Es sitzt als Protokoll zwischen einem Compositor und seinen Clients. Der Compositor sendet Eingabe-Events an die Clients. Die Clients rendern diese lokal und kommunizieren dann Videospeicherpuffer und Informationen über Updates dieser Puffer an den Compositor zurück.
Gefährliche Altlasten
X11 ist mittlerweile weit über 30 Jahre alt und schleppt Altlasten aus seiner Frühzeit mit, die heutzutage nicht mehr gebraucht werden, die aber zum Teil auch nicht entfernt werden können, weil sie zu tief im System verwurzelt sind. Fähigkeiten wie etwa das Zeichnen von Kreisen und Rechtecken oder das Verschieben von Fenstern regeln moderne Grafikbibliotheken heute wesentlich effizienter ohne dafür auf einen X-Server zurückgreifen zu müssen.
Moderne Clients erwarten vom Display-Server heute hauptsächlich die Zuteilung eines Bereiches, in den sie schreiben können und die Darstellung dieser Inhalte. Das entspricht der Arbeitsweise von Wayland. Allerdings müssen einige etablierte Funktionen, die das Client-Server-Modell von X11 ermöglichte, außerhalb von Wayland neu implementiert werden.
Einiges fehlt
So kann Wayland von Hause aus seinen Desktop nicht teilen, wie es Anwendungen wie WebRTC, Google Hangouts oder TeamViewer erwarten. Auch Remote-Desktop-Sitzungen per VNC oder RDP fallen in diese Kategorie. Diese Funktionalität muss bei Wayland von den Clients oder den Compositoren übernommen werden, da Wayland keine Rendering-API beinhaltet.

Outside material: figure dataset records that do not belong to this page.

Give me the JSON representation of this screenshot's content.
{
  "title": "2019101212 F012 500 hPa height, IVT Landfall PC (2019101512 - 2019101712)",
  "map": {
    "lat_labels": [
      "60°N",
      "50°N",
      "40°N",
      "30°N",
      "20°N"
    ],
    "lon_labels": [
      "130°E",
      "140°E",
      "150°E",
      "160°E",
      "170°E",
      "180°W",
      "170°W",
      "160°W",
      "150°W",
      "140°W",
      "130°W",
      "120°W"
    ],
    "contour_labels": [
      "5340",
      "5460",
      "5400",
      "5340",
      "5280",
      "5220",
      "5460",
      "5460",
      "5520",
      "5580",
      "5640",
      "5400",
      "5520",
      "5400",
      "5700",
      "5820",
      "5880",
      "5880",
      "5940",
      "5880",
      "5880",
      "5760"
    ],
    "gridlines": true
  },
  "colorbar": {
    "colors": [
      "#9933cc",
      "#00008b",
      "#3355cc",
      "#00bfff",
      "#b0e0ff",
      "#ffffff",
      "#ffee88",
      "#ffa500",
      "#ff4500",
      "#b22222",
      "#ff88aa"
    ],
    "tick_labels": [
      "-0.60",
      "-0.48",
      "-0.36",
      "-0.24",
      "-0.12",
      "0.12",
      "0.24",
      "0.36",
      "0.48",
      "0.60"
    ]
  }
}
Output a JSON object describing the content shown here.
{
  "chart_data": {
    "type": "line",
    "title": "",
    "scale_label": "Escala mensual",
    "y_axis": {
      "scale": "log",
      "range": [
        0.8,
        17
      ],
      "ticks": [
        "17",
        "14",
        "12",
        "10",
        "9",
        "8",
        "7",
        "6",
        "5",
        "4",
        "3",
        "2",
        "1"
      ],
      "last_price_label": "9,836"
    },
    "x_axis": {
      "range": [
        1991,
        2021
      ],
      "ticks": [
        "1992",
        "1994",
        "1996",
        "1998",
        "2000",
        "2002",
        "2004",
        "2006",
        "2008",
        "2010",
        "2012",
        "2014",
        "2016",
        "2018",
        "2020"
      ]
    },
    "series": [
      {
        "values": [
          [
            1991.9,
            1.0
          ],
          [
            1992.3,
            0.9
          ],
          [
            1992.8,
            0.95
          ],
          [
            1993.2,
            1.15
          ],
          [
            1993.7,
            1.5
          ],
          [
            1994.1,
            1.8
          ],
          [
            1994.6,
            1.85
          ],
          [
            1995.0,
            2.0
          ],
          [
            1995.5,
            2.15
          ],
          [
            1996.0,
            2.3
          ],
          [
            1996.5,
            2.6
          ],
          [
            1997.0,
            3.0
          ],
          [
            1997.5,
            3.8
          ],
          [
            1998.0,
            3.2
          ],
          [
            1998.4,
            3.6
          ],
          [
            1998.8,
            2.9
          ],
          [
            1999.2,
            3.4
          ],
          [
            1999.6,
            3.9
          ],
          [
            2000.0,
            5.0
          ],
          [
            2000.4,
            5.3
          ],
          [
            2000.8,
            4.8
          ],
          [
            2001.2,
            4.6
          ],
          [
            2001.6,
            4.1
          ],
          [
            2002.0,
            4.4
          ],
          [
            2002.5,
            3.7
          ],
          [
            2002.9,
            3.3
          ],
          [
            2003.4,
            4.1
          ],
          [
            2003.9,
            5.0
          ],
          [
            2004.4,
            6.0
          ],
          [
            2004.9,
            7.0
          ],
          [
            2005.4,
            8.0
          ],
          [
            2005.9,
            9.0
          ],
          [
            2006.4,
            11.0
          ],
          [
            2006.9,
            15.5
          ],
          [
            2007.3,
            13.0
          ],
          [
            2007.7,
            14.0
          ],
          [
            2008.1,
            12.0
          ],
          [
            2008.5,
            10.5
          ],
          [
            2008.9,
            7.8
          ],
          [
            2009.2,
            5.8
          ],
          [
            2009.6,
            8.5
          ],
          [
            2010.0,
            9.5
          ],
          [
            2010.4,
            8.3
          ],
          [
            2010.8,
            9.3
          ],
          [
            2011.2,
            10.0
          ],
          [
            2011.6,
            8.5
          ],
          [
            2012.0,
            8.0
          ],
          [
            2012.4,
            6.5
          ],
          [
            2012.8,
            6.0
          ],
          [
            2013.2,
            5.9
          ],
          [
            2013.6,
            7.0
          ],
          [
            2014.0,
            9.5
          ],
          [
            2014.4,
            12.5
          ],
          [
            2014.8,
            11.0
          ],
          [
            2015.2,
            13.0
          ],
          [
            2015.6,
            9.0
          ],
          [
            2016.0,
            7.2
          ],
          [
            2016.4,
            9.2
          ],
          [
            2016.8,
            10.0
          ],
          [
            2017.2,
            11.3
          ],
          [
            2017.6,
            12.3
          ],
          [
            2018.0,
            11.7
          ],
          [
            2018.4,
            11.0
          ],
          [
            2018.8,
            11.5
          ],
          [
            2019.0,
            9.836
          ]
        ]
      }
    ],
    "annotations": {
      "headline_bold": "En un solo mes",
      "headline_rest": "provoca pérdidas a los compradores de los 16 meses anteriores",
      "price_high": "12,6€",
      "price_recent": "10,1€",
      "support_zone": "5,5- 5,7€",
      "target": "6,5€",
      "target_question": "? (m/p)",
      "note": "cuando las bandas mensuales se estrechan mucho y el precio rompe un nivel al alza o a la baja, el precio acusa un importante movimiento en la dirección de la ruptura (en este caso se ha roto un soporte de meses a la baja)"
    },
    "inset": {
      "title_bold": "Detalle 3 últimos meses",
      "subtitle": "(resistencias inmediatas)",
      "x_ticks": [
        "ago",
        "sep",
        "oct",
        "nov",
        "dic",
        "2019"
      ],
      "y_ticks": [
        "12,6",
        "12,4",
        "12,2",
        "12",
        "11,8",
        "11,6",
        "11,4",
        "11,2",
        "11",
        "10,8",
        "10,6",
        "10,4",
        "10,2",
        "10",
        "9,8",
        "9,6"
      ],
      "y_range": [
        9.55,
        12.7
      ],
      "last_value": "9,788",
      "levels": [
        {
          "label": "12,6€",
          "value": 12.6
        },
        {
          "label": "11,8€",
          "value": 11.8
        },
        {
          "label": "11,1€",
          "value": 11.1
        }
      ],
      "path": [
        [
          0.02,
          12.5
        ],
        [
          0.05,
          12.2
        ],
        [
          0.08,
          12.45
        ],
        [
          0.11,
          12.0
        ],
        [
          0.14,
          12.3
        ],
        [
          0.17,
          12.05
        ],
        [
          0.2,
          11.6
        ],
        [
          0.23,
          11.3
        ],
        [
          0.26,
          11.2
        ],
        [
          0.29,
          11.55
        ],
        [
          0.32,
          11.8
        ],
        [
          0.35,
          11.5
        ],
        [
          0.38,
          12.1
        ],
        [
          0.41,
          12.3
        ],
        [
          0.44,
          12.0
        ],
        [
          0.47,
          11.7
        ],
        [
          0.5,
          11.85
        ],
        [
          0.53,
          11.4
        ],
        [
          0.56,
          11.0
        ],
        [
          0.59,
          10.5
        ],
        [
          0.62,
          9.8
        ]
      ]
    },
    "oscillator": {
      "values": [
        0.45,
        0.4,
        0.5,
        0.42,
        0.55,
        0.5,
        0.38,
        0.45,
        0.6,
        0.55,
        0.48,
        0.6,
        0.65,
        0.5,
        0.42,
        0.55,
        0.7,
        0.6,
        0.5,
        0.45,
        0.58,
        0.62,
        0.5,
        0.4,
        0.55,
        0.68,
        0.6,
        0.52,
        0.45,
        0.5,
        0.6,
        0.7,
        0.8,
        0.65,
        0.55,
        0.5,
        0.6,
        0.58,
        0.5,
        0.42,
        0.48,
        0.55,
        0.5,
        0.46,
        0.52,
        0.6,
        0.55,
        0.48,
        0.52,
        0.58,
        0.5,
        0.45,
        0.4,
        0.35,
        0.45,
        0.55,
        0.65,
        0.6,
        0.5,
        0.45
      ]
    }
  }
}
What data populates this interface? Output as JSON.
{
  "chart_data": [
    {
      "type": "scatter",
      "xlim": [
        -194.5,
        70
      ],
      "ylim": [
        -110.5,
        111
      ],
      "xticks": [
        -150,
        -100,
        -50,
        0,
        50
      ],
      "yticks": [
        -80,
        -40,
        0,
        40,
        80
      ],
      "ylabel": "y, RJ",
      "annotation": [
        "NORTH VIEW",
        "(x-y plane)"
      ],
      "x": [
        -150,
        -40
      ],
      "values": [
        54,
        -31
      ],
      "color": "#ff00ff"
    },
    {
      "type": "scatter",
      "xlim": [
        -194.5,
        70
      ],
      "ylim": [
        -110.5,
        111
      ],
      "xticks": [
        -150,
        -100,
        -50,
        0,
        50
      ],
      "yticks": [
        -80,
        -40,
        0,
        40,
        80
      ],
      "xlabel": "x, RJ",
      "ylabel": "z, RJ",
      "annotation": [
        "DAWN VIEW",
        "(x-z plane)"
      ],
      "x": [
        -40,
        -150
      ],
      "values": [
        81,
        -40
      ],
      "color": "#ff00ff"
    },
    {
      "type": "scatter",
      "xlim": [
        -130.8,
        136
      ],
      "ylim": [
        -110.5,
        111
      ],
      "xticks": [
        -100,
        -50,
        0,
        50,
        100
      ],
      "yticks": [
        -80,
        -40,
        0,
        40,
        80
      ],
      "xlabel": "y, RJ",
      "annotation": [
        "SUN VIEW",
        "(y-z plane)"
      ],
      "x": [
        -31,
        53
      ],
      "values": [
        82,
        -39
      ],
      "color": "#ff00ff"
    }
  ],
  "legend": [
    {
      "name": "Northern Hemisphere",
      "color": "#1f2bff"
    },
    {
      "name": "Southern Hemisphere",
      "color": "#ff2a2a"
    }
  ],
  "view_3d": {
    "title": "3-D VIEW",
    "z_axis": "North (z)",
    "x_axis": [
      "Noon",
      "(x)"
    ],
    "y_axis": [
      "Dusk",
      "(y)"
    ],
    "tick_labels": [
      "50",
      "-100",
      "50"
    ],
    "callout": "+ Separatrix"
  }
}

Probleme gibt es auch noch mit proprietären Grafiktreibern wie denen von Nvidia. GNOME und auch Plasma arbeiten am Nachrüsten, um die verbleibenden Defizite gegenüber X11 auszugleichen. Beim MATE-Desktop und bei Xfce ist Wayland-Integration geplant, bei Cinnamon zumindest in der Diskussion. Schon lange unterstützt wird Wayland bei Enlightenment. Auch bei den Browsern geht die Integration voran.
Ubuntu will nachziehen
Neben Fedora hatte auch Canonical den Schritt zu Wayland als Standard mit Ubuntu 17.10 »Artful Aardvark« vollzogen, ging aber mit dem langzeitunterstützten Ubuntu 18.04 »Bionic Beaver« wieder einen Schritt zurück und lieferte X11 als Standard aus und stellte Wayland alternativ als technische Vorschau bereit. Damals ging Mark Shuttleworth davon aus, dass Ubuntu 20.04 LTS voraussichtlich die erste langzeitunterstützte Version mit Wayland am Ruder sein werde.
Langsame Ablösung
Die Adaption von Wayland in den Distributionen wird nicht über Nacht voranschreiten, aber es bewegt sich was. So wird das im Sommer 2019 erwartete Debian 10 »Buster« in der Standard-Version mit GNOME vermutlich Wayland als Standard setzen. Von anderen Distributionen sind mir keine konkreten Pläne für Wayland als Standard bekannt. X11 wird uns also noch eine Weile begleiten.